21/1/2014, [*] Wayne MADSEN, Strategic
Culture
Traduzido pelo
pessoal da Vila Vudu
“Na semana antes do
início das conversações de 22 de janeiro, quem pilota o carro rumo à chamada
Conferência Genebra-2 é sem dúvida o presidente Assad. Diferente do que os EUA
e outras potências ocidentais desejam, o presidente Assad continuará a ter
papel dominante na vida política síria. Não por milagre, mas por sua capacidade
para resistir e pelo total colapso da coalizão que se construiu contra ele”
Sergey Lavrov (E) e Bashar al-Assad (D) |
Inquestionavelmente, jamais haveria a conferência
Genebra-2 sobre a Síria, não fosse a estratégia brilhante do ministro de Relações
Exteriores da Rússia, Sergey Lavrov, que ofereceu proposta positiva ao
presidente da Síria, Bashar al-Assad, pela qual a Síria entregaria ao ocidente
seu arsenal químico, para evitar ataque militar de forças ocidentais.
Kerry introduzira a entrega das armas químicas como “condição”

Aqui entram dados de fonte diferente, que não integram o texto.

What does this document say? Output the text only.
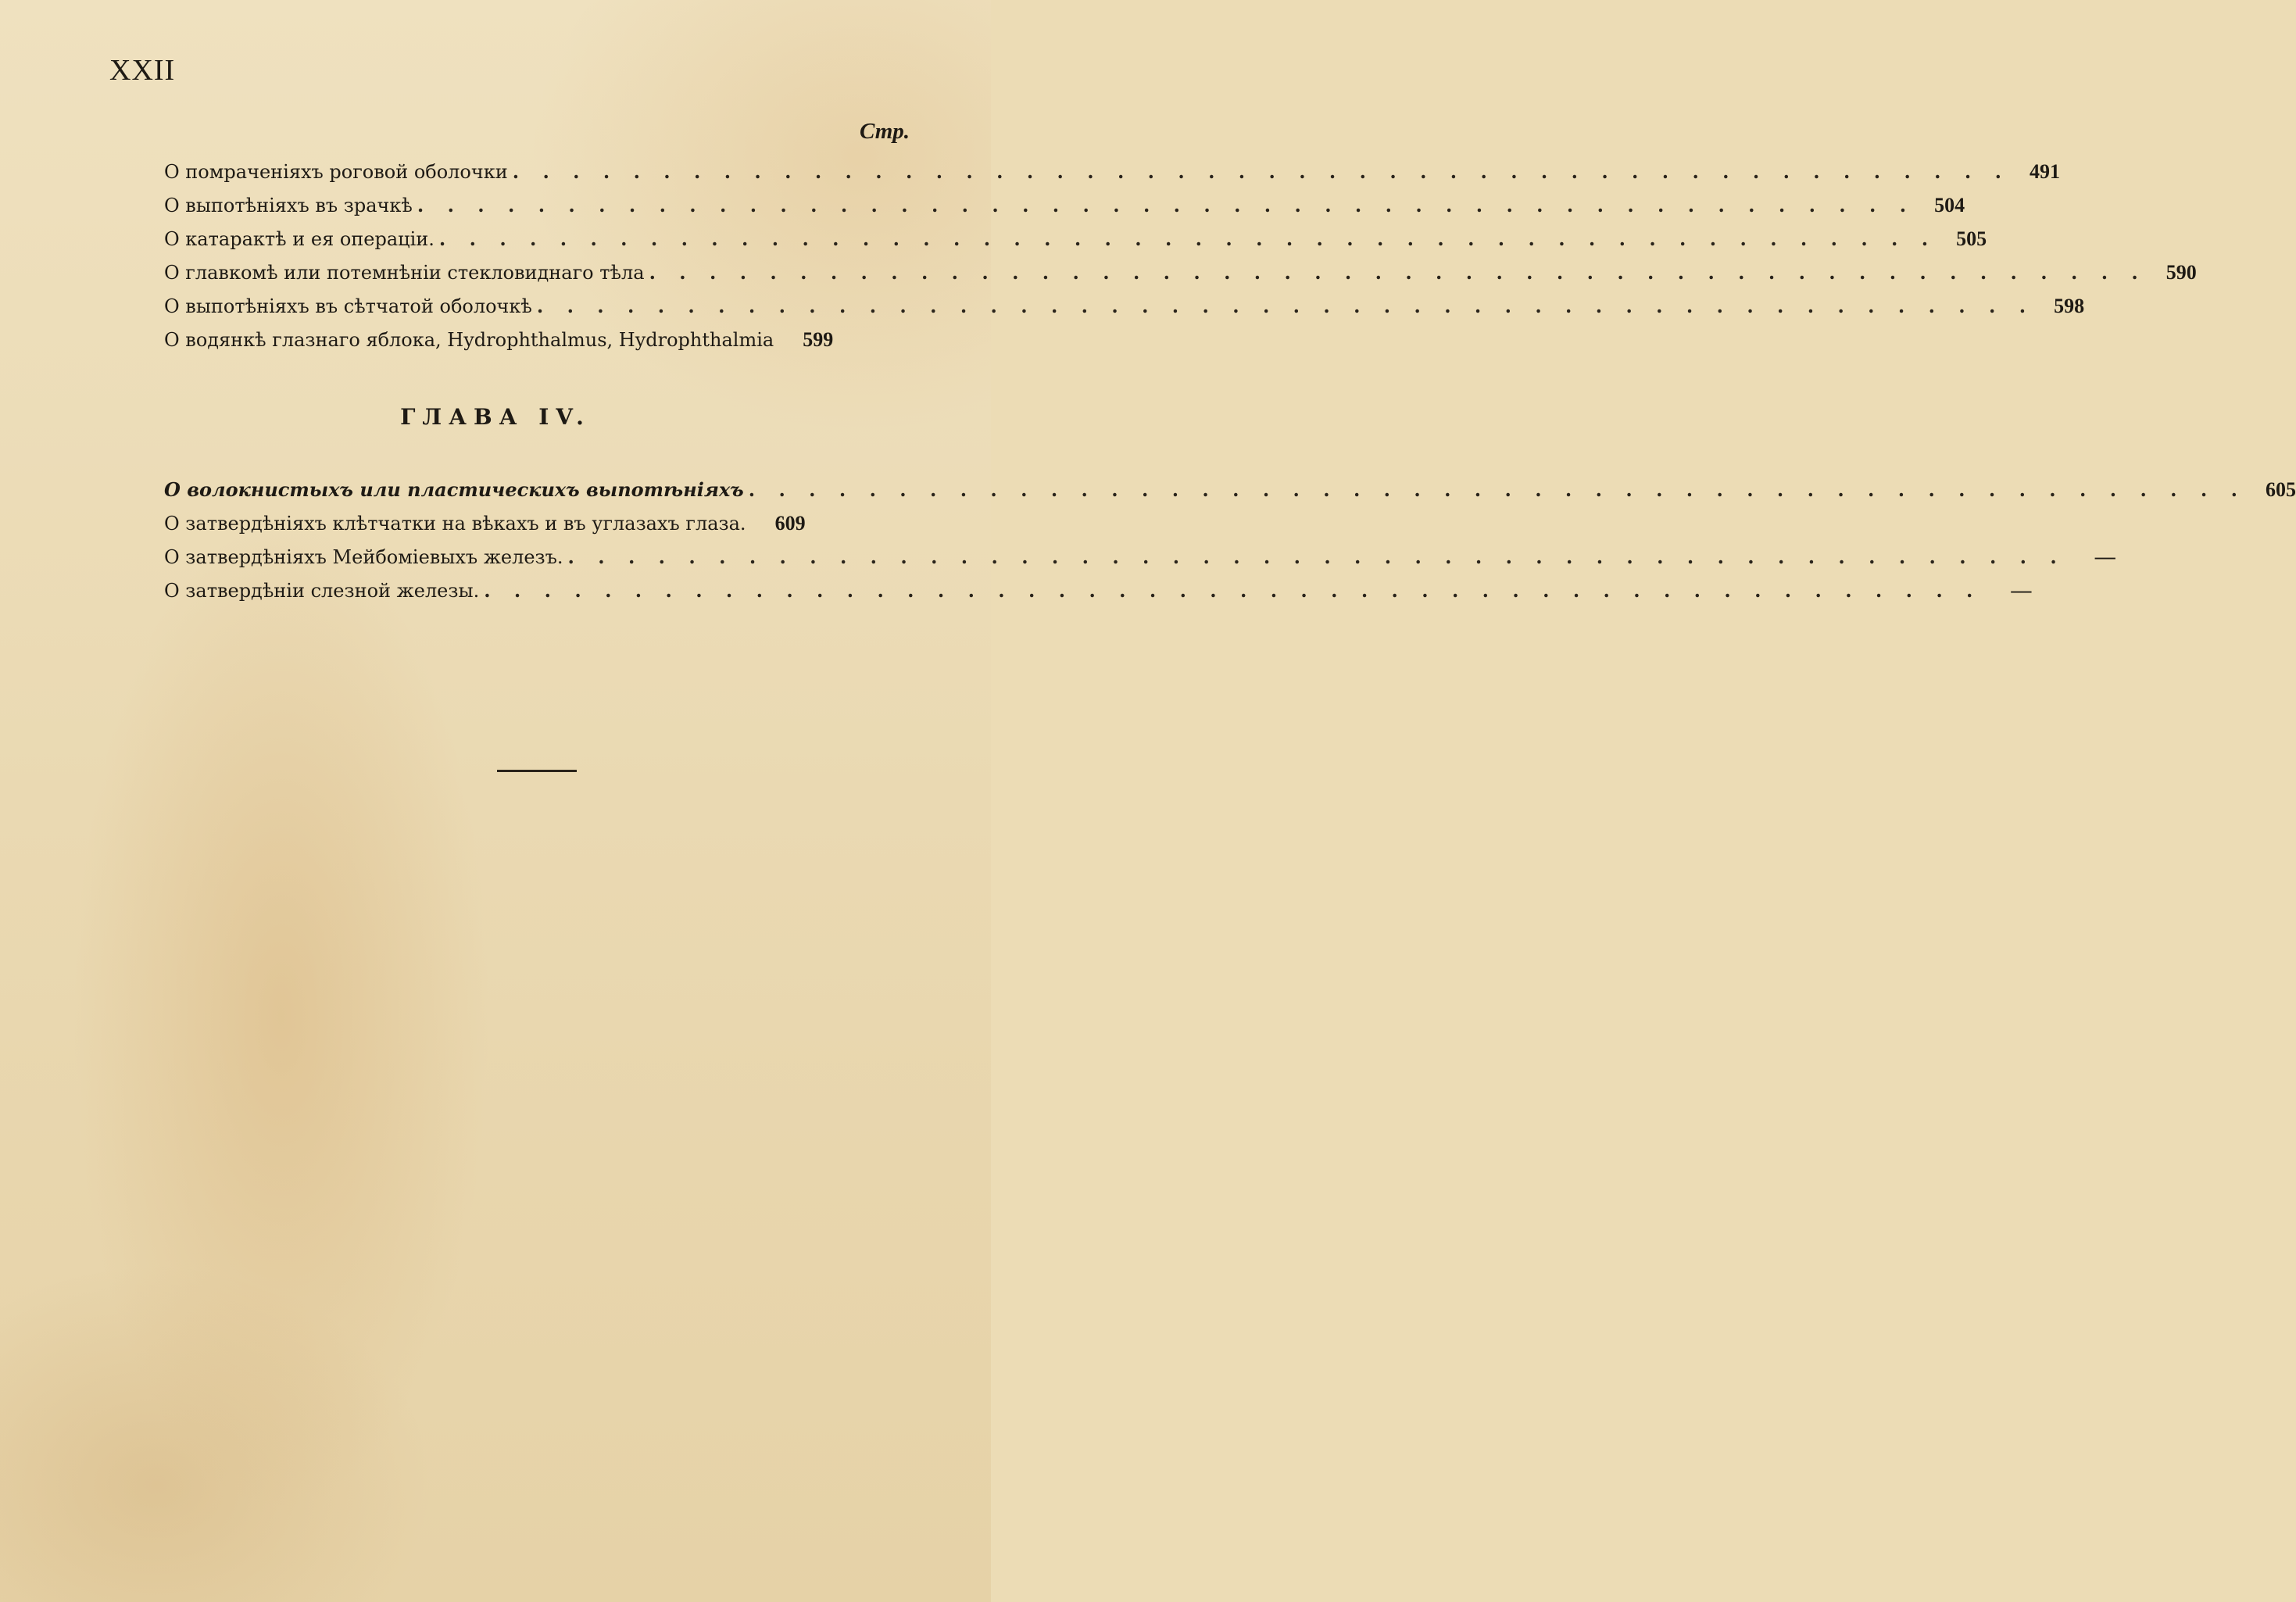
XXII
Стр.
О помраченіяхъ роговой оболочки . . .	491
О выпотѣніяхъ въ зрачкѣ . . .	504
О катарактѣ и ея операціи. . . .	505
О главкомѣ или потемнѣніи стекловиднаго тѣла . . .	590
О выпотѣніяхъ въ сѣтчатой оболочкѣ . . .	598
О водянкѣ глазнаго яблока, Hydrophthalmus, Hydrophthalmia	599
ГЛАВА IV.
О волокнистыхъ или пластическихъ выпотѣніяхъ . . .	605
О затвердѣніяхъ клѣтчатки на вѣкахъ и въ углазахъ глаза.	609
О затвердѣніяхъ Мейбоміевыхъ железъ. . . .	—
О затвердѣніи слезной железы. . . .	—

para não atacar a Síria, em conferência de imprensa, em setembro de 2013, em
Londres, com o Secretário de Relações Exteriores britânico, William Hague.
Respondendo a uma pergunta de jornalista, sobre o que Assad poderia fazer para
deter um ataque de forças dos EUA e OTAN, Kerry respondeu:
Umm... ora... Ele poderia entregar todas as suas armas químicas à
comunidade internacional semana que vem. Entregue tudo! Tudo, sem demora. e
permita total e completa transparência. Mas é claro que ele nunca fará tal
coisa. Obviamente não é possível.
John Kerry (E) e William Hague (D) |
O tom de voz de Kerry baixou, na última parte da fala,
porque percebeu que metera o pé, até o joelho, numa montanha de excremento.
Hoje já é evidente que Kerry, já ali, começou a preocupar-se porque, se Assad
viesse a fazer o que Kerry supunha que fosse impossível e entregasse seu
arsenal químico, não haveria ataque militar do ocidente contra a Síria, porque
o casus belli imposto pelos EUA teria sido retirado da mesa.
Lavrov respondeu rapidamente ao ultimatum
irrefletido e tolo de Kerry, anunciando que Assad aceitava os termos dos
norte-americanos. Kerry então foi obrigado a reunir-se com Lavrov em Genebra,
onde Rússia e EUA definiram um contexto para o desarmamento químico da Síria.
Diferente de Kerry, que nunca trabalhou como diplomata em campo, Lavrov é
diplomata experimentado, que trabalhou na União Soviética e no Sri Lanka,
falante do idioma Sinhala, que já ocupou inúmeras posições do Ministério de
Relações Exteriores da Rússia, inclusive como embaixador à ONU. Antes de ser
nomeado ao Sri Lanka, o embaixador Lavrov serviu na República Russa de Tuva, de
maioria budista.
Críticos que trabalharam na campanha de 2004 dizem que, se
Kerry dedicasse mais tempo à campanha presidencial que ao próprio corte de
cabelo, poderia ter derrotado George W. Bush.
As ondas de choque geradas pela notícia de que o ocidente
planejava ataque militar contra a Síria agitaram as fileiras do Conselho
Nacional Sírio “rebelde”, (SNC) em Istambul e nos corredores do poder em todas
as capitais regionais pró-guerra – Ancara, Riad, Doha, Paris e Jerusalém.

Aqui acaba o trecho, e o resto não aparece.